What are the Nigeria police doing about my brother’s case?

Time will tell if the current regime is a joke or a messiah

Also available at http://www.tribune.com.ng/20072009/fri/mosaic.html

Kingsley Agho, PhD, School of Medicine, University of Western Sydney, Australia.

 

Subject: Late Professor Michael Osarenogowu Agho - first anniversary

Message: On the occasion of the first anniversary of the death of my senior brother (late Professor Michael Osarenogowu Agho) who was killed by gunmen in Benin on his way back to Bauchi. Today marked a year those bastards took Mike away from us but the feelings of sadness and despair haven’t lifted from my heart. I have found myself mourning Mike everyday as if it was just yesterday Mike was taken away from us.

Today the Agho family of 48 Ekewan Road, Uzebu Quarters is today reflecting on Mike’s kindness, respect for mankind and contribution to research which still outwits others - that makes me feel, that Mike was still alive – For those who don’t know Mike, he was a are rare breed!!. As for me, I am so blessed and truly have much to be thankful for to have a brother like Mike.

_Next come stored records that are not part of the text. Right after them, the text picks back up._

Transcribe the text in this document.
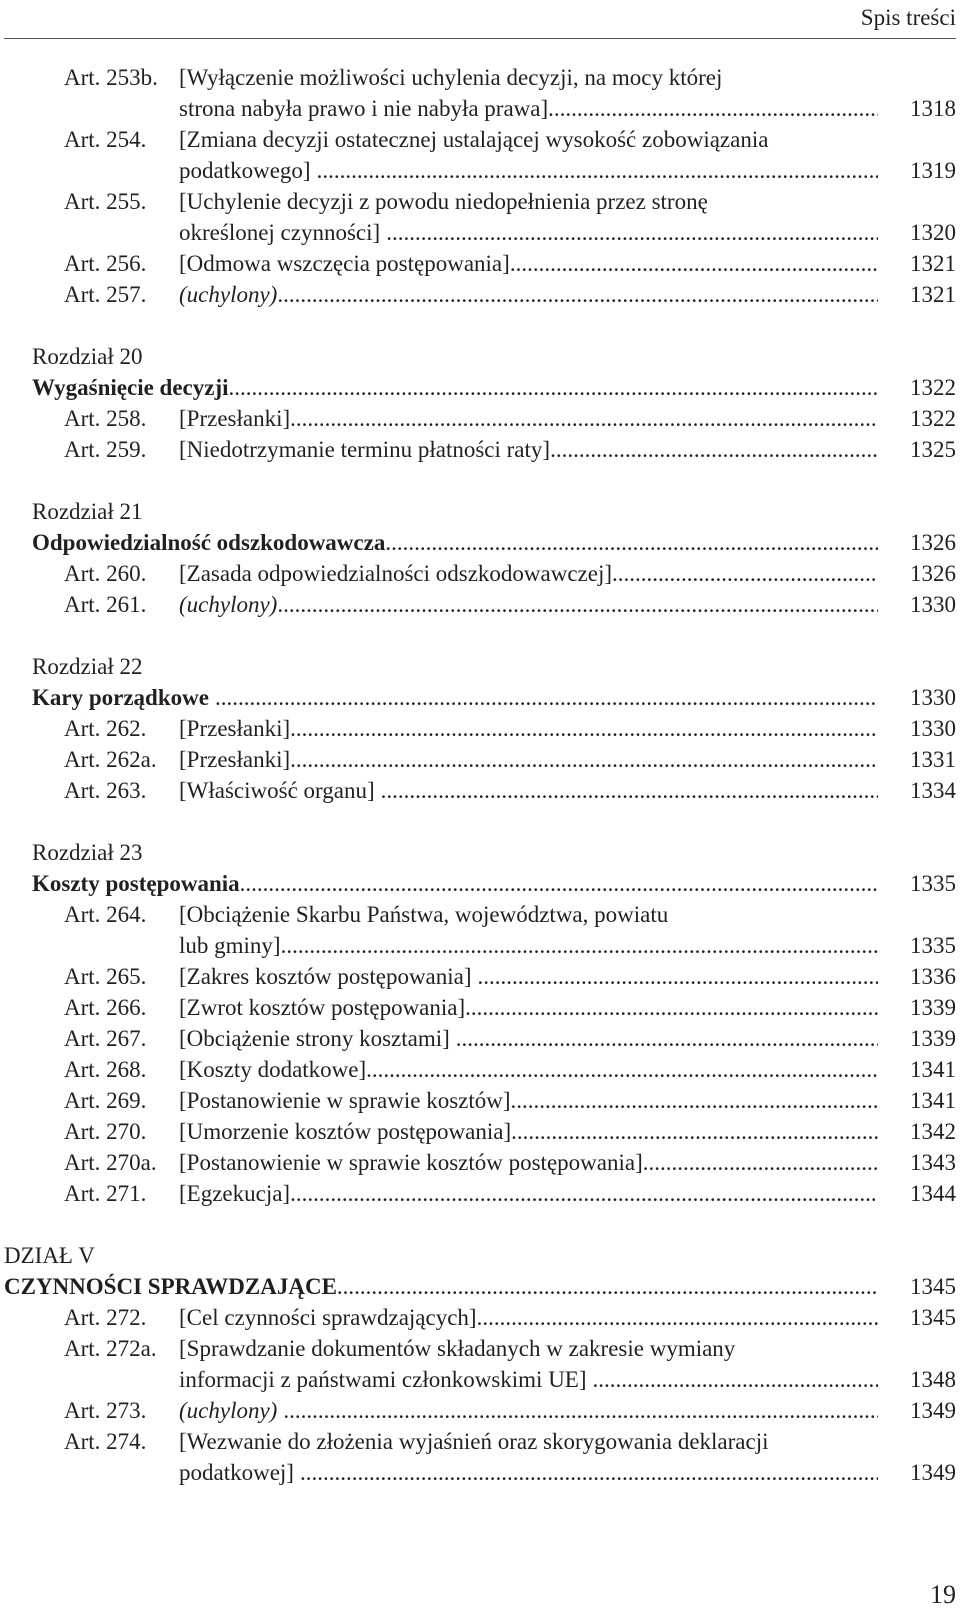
Spis treści
Art. 253b. [Wyłączenie możliwości uchylenia decyzji, na mocy której
strona nabyła prawo i nie nabyła prawa] .....	1318
Art. 254. [Zmiana decyzji ostatecznej ustalającej wysokość zobowiązania
podatkowego] .....	1319
Art. 255. [Uchylenie decyzji z powodu niedopełnienia przez stronę
określonej czynności] .....	1320
Art. 256. [Odmowa wszczęcia postępowania] .....	1321
Art. 257. (uchylony) .....	1321
Rozdział 20
Wygaśnięcie decyzji .....	1322
Art. 258. [Przesłanki] .....	1322
Art. 259. [Niedotrzymanie terminu płatności raty] .....	1325
Rozdział 21
Odpowiedzialność odszkodowawcza .....	1326
Art. 260. [Zasada odpowiedzialności odszkodowawczej] .....	1326
Art. 261. (uchylony) .....	1330
Rozdział 22
Kary porządkowe .....	1330
Art. 262. [Przesłanki] .....	1330
Art. 262a. [Przesłanki] .....	1331
Art. 263. [Właściwość organu] .....	1334
Rozdział 23
Koszty postępowania .....	1335
Art. 264. [Obciążenie Skarbu Państwa, województwa, powiatu
lub gminy] .....	1335
Art. 265. [Zakres kosztów postępowania] .....	1336
Art. 266. [Zwrot kosztów postępowania] .....	1339
Art. 267. [Obciążenie strony kosztami] .....	1339
Art. 268. [Koszty dodatkowe] .....	1341
Art. 269. [Postanowienie w sprawie kosztów] .....	1341
Art. 270. [Umorzenie kosztów postępowania] .....	1342
Art. 270a. [Postanowienie w sprawie kosztów postępowania] .....	1343
Art. 271. [Egzekucja] .....	1344
DZIAŁ V
CZYNNOŚCI SPRAWDZAJĄCE .....	1345
Art. 272. [Cel czynności sprawdzających] .....	1345
Art. 272a. [Sprawdzanie dokumentów składanych w zakresie wymiany
informacji z państwami członkowskimi UE] .....	1348
Art. 273. (uchylony) .....	1349
Art. 274. [Wezwanie do złożenia wyjaśnień oraz skorygowania deklaracji
podatkowej] .....	1349
19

If you want to read about Mike’s contributions to leadership initiatives in Nigeria, go to: http://www.leadershipinitiatives.org/who-alumni.htm

Guys, I want us as a group to use this opportunity to discuss gun and land law reforms in Edo state as a way of celebrating Mike’s death because published research article revealed that gun law reforms in Australia reduces firearm deaths (Chapman S, Alpers P, Agho K, Jones M, 2006) and I am of the view that gun and land law reforms may also reduce firearm deaths in Edo state.

Reference:

Chapman S, Alpers P, Agho K, Jones M. Australia’s 1996 gun law reforms: faster falls in firearm deaths, firearm suicides, and a decade without mass shootings. Inj Prev 2006; 12: 365-372.